Pemulihan industri baru terjadi secara parsial. Industri yang menghasilkan produk kebutuhan dasar sehari-hari, seperti barang konsumsi bergerak cepat (FMCG), cenderung lebih bergeliat. Sebaliknya, laju industri yang memproduksi barang tahan lama, seperti otomotif dan elektronik, cenderung lebih lambat.
”Pemerintah perlu memberikan stimulus secara spesifik bagi sektor-sektor industri yang pemulihannya lebih lambat. Bentuk-bentuk stimulus itu, antara lain, keringanan tarif listrik atau bantuan upah tenaga kerja,” katanya.
Pemulihan industri baru terjadi secara parsial. Industri yang menghasilkan produk kebutuhan dasar sehari-hari, seperti barang konsumsi bergerak cepat (FMCG), cenderung lebih bergeliat.
Di sisi lain, kinerja ekspor pada awal tahun masih ditopang oleh pergerakan positif harga sejumlah komoditas. Berdasarkan data BPS, harga batu bara pada Januari 2021 meningkat 4,58 persen dibandingkan dengan bulan sebelumnya dan melonjak 24,65 persen dibandingkan dengan tahun lalu. Harga minyak kernel naik 11,98 persen dibandingkan dengan bulan sebelumnya dan meroket hingga 43,66 persen dibandingkan dengan Januari 2020.
Sementara harga minyak kelapa sawit dan karet secara berturut-turut turun 2,56 persen dan 1,28 persen dibandingkan dengan bulan sebelumnya. Namun, dibandingkan Januari 2020, harga kedua komoditas itu naik masing-masing 18,62 persen dan 43,66 persen.
Shinta menilai, kinerja ekspor Indonesia saat ini memang masih ditopang oleh pergerakan harga komoditas global. Namun, hal itu akan lebih baik jika kenaikan harga diikuti pula dengan peningkatan volume ekspor komoditas.

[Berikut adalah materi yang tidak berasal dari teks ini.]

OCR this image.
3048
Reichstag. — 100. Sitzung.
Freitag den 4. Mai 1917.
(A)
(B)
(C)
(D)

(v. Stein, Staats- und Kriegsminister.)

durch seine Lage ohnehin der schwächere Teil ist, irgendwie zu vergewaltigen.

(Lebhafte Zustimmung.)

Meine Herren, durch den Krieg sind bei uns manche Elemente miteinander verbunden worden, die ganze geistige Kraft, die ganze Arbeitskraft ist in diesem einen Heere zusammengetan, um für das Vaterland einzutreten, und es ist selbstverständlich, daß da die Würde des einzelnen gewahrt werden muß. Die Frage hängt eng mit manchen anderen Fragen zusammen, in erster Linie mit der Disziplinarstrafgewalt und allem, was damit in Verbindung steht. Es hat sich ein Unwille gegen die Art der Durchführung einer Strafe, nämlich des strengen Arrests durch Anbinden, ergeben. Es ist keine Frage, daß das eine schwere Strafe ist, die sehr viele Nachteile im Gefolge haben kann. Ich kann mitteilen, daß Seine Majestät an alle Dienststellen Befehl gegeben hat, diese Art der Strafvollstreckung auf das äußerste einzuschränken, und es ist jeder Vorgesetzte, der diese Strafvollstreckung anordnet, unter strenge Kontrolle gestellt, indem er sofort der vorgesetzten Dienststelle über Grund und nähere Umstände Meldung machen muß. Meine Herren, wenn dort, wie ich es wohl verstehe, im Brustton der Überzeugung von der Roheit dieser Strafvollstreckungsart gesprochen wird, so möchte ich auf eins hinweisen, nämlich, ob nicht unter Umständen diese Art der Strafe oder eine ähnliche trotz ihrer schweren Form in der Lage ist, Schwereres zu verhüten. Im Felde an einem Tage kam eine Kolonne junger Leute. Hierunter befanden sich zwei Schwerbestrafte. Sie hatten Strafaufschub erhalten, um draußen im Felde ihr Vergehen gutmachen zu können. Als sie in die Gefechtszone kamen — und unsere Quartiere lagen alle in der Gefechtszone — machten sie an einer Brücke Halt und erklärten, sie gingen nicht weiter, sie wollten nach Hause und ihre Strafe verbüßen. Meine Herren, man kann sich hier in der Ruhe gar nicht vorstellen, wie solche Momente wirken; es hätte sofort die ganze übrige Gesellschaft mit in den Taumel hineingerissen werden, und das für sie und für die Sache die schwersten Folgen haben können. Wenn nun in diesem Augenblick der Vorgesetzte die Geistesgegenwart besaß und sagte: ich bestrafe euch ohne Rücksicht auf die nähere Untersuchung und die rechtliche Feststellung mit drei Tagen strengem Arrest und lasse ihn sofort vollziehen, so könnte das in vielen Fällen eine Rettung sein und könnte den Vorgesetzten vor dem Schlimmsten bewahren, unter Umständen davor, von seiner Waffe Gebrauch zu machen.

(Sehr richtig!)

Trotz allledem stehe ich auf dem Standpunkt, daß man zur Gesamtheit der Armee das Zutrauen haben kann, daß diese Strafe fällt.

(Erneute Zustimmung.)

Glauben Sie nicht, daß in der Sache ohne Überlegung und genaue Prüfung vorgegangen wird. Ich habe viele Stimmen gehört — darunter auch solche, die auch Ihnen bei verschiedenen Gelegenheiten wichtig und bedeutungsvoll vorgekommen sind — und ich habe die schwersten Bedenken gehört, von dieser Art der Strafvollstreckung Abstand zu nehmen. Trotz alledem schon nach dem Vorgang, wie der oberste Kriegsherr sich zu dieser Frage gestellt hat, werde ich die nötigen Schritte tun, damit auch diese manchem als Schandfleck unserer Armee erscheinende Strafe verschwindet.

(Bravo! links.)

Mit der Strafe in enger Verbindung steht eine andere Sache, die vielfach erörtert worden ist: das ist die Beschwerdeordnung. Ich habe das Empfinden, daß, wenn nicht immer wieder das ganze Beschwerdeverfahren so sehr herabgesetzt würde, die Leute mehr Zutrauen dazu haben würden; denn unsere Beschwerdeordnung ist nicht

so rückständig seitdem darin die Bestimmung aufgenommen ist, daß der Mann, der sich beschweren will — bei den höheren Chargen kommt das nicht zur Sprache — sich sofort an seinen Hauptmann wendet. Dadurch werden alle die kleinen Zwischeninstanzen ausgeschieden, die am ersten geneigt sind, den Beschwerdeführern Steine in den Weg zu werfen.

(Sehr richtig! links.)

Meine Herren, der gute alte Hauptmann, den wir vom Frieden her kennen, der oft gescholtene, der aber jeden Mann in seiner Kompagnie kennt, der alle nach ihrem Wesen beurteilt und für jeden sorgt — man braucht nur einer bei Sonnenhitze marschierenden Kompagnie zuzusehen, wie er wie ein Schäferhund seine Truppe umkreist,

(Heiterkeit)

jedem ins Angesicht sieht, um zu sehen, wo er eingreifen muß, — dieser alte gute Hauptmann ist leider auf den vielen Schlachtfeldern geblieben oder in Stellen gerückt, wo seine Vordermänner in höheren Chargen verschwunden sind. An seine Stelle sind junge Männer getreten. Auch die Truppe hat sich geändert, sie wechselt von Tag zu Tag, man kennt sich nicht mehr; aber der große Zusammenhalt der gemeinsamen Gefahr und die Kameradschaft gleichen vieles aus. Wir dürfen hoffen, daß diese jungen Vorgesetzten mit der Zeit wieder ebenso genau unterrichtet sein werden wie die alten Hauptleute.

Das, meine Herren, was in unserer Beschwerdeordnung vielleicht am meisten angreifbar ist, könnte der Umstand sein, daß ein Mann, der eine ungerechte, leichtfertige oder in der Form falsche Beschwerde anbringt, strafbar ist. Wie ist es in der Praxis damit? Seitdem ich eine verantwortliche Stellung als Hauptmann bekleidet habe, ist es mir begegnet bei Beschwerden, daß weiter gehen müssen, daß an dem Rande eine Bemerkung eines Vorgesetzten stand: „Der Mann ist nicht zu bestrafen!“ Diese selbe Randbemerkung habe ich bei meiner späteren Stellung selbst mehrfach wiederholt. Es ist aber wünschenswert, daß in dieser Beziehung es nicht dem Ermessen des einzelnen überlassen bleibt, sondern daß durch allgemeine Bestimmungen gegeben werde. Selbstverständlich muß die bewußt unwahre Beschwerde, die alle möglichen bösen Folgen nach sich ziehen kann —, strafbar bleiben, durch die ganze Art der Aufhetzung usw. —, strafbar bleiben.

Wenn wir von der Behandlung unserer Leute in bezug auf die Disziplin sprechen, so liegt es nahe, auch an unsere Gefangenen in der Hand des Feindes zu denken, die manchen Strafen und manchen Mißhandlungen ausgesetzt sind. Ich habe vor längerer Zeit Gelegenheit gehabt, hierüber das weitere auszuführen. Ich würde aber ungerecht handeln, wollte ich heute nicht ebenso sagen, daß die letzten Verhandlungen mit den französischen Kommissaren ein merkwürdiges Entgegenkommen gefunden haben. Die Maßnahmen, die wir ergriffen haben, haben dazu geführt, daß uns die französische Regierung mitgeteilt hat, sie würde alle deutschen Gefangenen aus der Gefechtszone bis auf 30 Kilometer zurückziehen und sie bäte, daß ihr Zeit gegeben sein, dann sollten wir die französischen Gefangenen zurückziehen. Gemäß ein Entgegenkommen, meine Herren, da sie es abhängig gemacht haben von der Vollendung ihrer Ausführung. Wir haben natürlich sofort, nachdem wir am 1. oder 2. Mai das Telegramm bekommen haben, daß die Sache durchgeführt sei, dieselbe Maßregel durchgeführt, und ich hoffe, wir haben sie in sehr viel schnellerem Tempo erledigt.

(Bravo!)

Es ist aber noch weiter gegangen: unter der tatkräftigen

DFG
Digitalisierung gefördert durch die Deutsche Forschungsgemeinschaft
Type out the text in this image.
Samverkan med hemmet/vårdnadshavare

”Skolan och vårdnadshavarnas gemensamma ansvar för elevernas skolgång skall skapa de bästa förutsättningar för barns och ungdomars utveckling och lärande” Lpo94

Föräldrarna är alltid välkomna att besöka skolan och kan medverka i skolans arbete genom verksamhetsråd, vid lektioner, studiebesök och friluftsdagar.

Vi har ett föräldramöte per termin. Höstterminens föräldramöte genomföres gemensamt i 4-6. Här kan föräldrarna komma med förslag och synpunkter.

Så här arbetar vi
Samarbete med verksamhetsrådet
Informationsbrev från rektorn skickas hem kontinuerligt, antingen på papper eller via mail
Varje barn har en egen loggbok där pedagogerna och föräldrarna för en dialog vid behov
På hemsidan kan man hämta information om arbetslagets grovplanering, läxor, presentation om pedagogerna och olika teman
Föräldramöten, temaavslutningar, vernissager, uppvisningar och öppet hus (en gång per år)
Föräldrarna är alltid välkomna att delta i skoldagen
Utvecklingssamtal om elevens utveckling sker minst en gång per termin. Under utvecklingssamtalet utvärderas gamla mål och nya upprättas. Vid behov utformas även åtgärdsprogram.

Ketua Dewan Penasihat Perhimpunan Ekonomi Pertanian Indonesia (Perhepi) sekaligus Wakil Menteri Perdagangan 2011-2014 Bayu Krisnamurthi berpendapat, Indonesia mesti memperhatikan referendum Swiss lantaran Swiss merupakan anggota Asosiasi Perdagangan Bebas Eropa (European Free Trade Association/EFTA). Referendum ini juga menyangkut kelanjutan Perjanjian Kerja Sama Ekonomi Komprehensif (CEPA) Indonesia dan EFTA.
Berdasarkan data yang dihimpunnya, 51 persen masyarakat Swiss akan mengatakan ”ya” pada kerja sama dengan Indonesia, sekitar 34 persen mengatakan ”tidak”, dan masih ada 15 persen yang belum memutuskan.
”Masyarakat yang menolak ini menekankan isu keberlanjutan lingkungan, salah satunya mengenai produk kelapa sawit Indonesia,” ujar Bayu.